Question: The trap in which Robert Neville got caught could not have possibly be set by some over aggressive mutants. Installing such a trap would have required not only human abilities (which Robert Neville said they completely lack) but also a lot of patience, advanced planning and the use of tools. The level of aggressiveness shown by the mutants excludes any possibility that they could be patient enough to set such a trap. For me there was no doubt in my mind that the trap was either set by: 1. Robert Neville himself, and then he forgot due to a deteriorating mental state 2. Another survivor from New York who wanted to catch animals or mutants for whatever reason. How likely does it sound that the trap was set by another survivor?Cristian Enache
Question: Since I have never been in the military this is confusing. Does it make any sense that The President, a former fighter pilot, as well as General Grey would not know about Area 51? I find it hard to believe that Captain Steven Hiller would know about Area 51 but the 2 most powerful men in the U.S. would not.SAZOO1975
Question: In the scene where the Surprise is becalmed, at the very start as the camera zooms out it shows that the ship is flying a line of signal flags. What is the message that they are trying to send? I tried looking it up, but I didn't have any luck.

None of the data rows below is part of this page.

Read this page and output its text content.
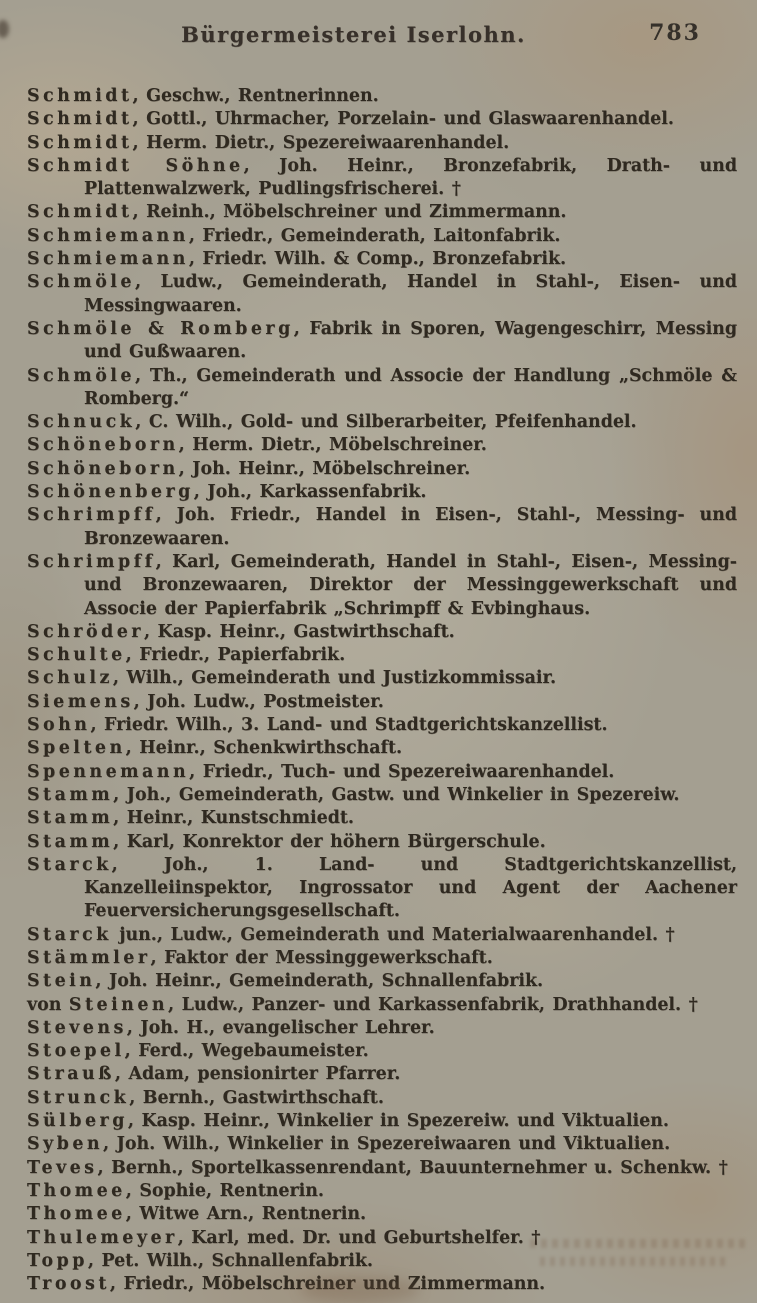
Bürgermeisterei Iserlohn.	783
Schmidt, Geschw., Rentnerinnen.
Schmidt, Gottl., Uhrmacher, Porzelain- und Glaswaarenhandel.
Schmidt, Herm. Dietr., Spezereiwaarenhandel.
Schmidt Söhne, Joh. Heinr., Bronzefabrik, Drath- und Plattenwalzwerk, Pudlingsfrischerei. †
Schmidt, Reinh., Möbelschreiner und Zimmermann.
Schmiemann, Friedr., Gemeinderath, Laitonfabrik.
Schmiemann, Friedr. Wilh. & Comp., Bronzefabrik.
Schmöle, Ludw., Gemeinderath, Handel in Stahl-, Eisen- und Messingwaaren.
Schmöle & Romberg, Fabrik in Sporen, Wagengeschirr, Messing und Gußwaaren.
Schmöle, Th., Gemeinderath und Associe der Handlung „Schmöle & Romberg.“
Schnuck, C. Wilh., Gold- und Silberarbeiter, Pfeifenhandel.
Schöneborn, Herm. Dietr., Möbelschreiner.
Schöneborn, Joh. Heinr., Möbelschreiner.
Schönenberg, Joh., Karkassenfabrik.
Schrimpff, Joh. Friedr., Handel in Eisen-, Stahl-, Messing- und Bronzewaaren.
Schrimpff, Karl, Gemeinderath, Handel in Stahl-, Eisen-, Messing- und Bronzewaaren, Direktor der Messinggewerkschaft und Associe der Papierfabrik „Schrimpff & Evbinghaus.
Schröder, Kasp. Heinr., Gastwirthschaft.
Schulte, Friedr., Papierfabrik.
Schulz, Wilh., Gemeinderath und Justizkommissair.
Siemens, Joh. Ludw., Postmeister.
Sohn, Friedr. Wilh., 3. Land- und Stadtgerichtskanzellist.
Spelten, Heinr., Schenkwirthschaft.
Spennemann, Friedr., Tuch- und Spezereiwaarenhandel.
Stamm, Joh., Gemeinderath, Gastw. und Winkelier in Spezereiw.
Stamm, Heinr., Kunstschmiedt.
Stamm, Karl, Konrektor der höhern Bürgerschule.
Starck, Joh., 1. Land- und Stadtgerichtskanzellist, Kanzelleiinspektor, Ingrossator und Agent der Aachener Feuerversicherungsgesellschaft.
Starck jun., Ludw., Gemeinderath und Materialwaarenhandel. †
Stämmler, Faktor der Messinggewerkschaft.
Stein, Joh. Heinr., Gemeinderath, Schnallenfabrik.
von Steinen, Ludw., Panzer- und Karkassenfabrik, Drathhandel. †
Stevens, Joh. H., evangelischer Lehrer.
Stoepel, Ferd., Wegebaumeister.
Strauß, Adam, pensionirter Pfarrer.
Strunck, Bernh., Gastwirthschaft.
Sülberg, Kasp. Heinr., Winkelier in Spezereiw. und Viktualien.
Syben, Joh. Wilh., Winkelier in Spezereiwaaren und Viktualien.
Teves, Bernh., Sportelkassenrendant, Bauunternehmer u. Schenkw. †
Thomee, Sophie, Rentnerin.
Thomee, Witwe Arn., Rentnerin.
Thulemeyer, Karl, med. Dr. und Geburtshelfer. †
Topp, Pet. Wilh., Schnallenfabrik.
Troost, Friedr., Möbelschreiner und Zimmermann.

Question: I noticed that during the whole film, when bullets hit the soldiers' bodies, dust comes out (even on a wet Omaha Beach). Why is that?
Question: Everybody seems to believe that the machines are not able or at least not willing to make use of the energy from the sunlight above the darkened sky. But I have some problems with that. Morpheus tells us about this when he is with Neo in the construct for the first time. But is Morpheus really 100% believable in that question? Isn't this just his version of the story? We can believe him that the humans darkened the sky (this is confirmed in Animatrix and visible on screen) and the machines created fields of humans as their source of power (he saw those fields himself). But maybe he's wrong? Could he really know for sure how much energy the machines need? Or that the machines don't use the energy from sunlight? Is there any point in the trilogy where the machines definitely do confirm this? For me it would make more sense for them to do so: using the humans would inevitably decimate the population with every generation. If we believe that the humans' "foods" are the liquidated dead this would hardly be enough for the whole lifespan of another human (and there's also energy drained from the machines). I don't say this wouldn't make sense for the machines, but sooner or later they will have to use another source of power if they want to live forever, so why not start with it now? They would have infinite energy and could control humanity at the same time. And as we see they are able to build any types of complex weaponry/flying guardians etc., it should be easy for them technically to get past the dust and use the energy somehow. Am I right with this or is there a better explanation?